In tissue engineering (TE) strategies, cell processes are regulated by mechanical stimuli. Although TE scaffolds have been developed to replicate tissue-level mechanical properties, it is experimentally prohibitive to measure and prescribe the cellular micromechanical environment (CME) generated within these constructs. Accordingly, this study aimed to fill this lack of understanding by modelling the CME in TE scaffolds using the finite element method. A repeating unit of composite fiber scaffold for annulus fibrosus repair with a fibrin hydrogel matrix was prescribed a series of loading, material, and architectural parameters. The CME was predicted and the corresponding cell phenotypes were predicted based on previously hypothesized criteria. Scaffold multi-axial loading was demonstrated as the most pertinent parameter contributing to the CME criteria being satisfied. Specifically, radial-direction compression with biaxial tension lead to a prediction of regeneration for 66.5% of the cell volumes.

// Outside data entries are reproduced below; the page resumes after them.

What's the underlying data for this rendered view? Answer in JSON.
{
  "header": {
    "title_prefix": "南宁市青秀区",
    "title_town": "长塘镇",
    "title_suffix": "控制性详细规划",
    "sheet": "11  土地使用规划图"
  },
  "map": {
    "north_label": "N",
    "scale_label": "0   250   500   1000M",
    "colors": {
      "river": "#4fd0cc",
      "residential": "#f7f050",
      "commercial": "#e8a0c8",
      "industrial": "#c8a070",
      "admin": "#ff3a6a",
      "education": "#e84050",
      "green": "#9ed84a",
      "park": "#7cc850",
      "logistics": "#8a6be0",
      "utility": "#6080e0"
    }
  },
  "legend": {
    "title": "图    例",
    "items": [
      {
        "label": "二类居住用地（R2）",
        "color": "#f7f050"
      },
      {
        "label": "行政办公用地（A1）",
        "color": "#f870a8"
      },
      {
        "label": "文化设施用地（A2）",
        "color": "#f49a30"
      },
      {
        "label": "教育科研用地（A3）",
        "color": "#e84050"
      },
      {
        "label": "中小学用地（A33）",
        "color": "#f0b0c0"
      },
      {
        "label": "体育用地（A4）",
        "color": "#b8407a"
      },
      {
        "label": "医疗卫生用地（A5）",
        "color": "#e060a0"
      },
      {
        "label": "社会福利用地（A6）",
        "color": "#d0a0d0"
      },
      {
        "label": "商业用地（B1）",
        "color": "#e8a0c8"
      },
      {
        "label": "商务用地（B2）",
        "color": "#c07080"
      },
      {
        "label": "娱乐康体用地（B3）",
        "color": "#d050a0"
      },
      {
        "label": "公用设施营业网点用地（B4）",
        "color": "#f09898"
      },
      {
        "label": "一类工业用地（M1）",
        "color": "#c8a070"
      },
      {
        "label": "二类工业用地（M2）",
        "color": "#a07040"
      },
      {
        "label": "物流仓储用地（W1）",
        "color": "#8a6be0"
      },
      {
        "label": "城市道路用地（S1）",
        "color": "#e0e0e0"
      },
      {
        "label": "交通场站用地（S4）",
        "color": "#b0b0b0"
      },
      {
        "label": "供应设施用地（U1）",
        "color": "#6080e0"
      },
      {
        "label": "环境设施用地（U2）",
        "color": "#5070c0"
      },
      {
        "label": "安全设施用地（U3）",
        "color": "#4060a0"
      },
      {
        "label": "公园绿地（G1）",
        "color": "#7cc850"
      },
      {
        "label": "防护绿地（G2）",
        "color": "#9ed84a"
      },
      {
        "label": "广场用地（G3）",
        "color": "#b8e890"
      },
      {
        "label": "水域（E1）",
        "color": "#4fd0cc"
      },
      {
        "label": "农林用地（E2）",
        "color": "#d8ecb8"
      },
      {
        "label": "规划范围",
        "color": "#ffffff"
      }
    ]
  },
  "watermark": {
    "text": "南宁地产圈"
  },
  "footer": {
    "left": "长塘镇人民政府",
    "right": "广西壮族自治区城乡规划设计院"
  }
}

Additionally, the architectural scale had a moderate influence on the CME with minimal change in the tissue-level properties of the scaffold. All other scaffold materials and architectures considered had secondary influences on the predicted regeneration by modifying the scaffold loading. By predicting the regeneration potential of different scaffold designs, the developed high-fidelity computational tool described in this study enables for a more comprehensive understanding of the relationship between tissue-level and cell-level mechanics for a broad range of tissue engineering applications.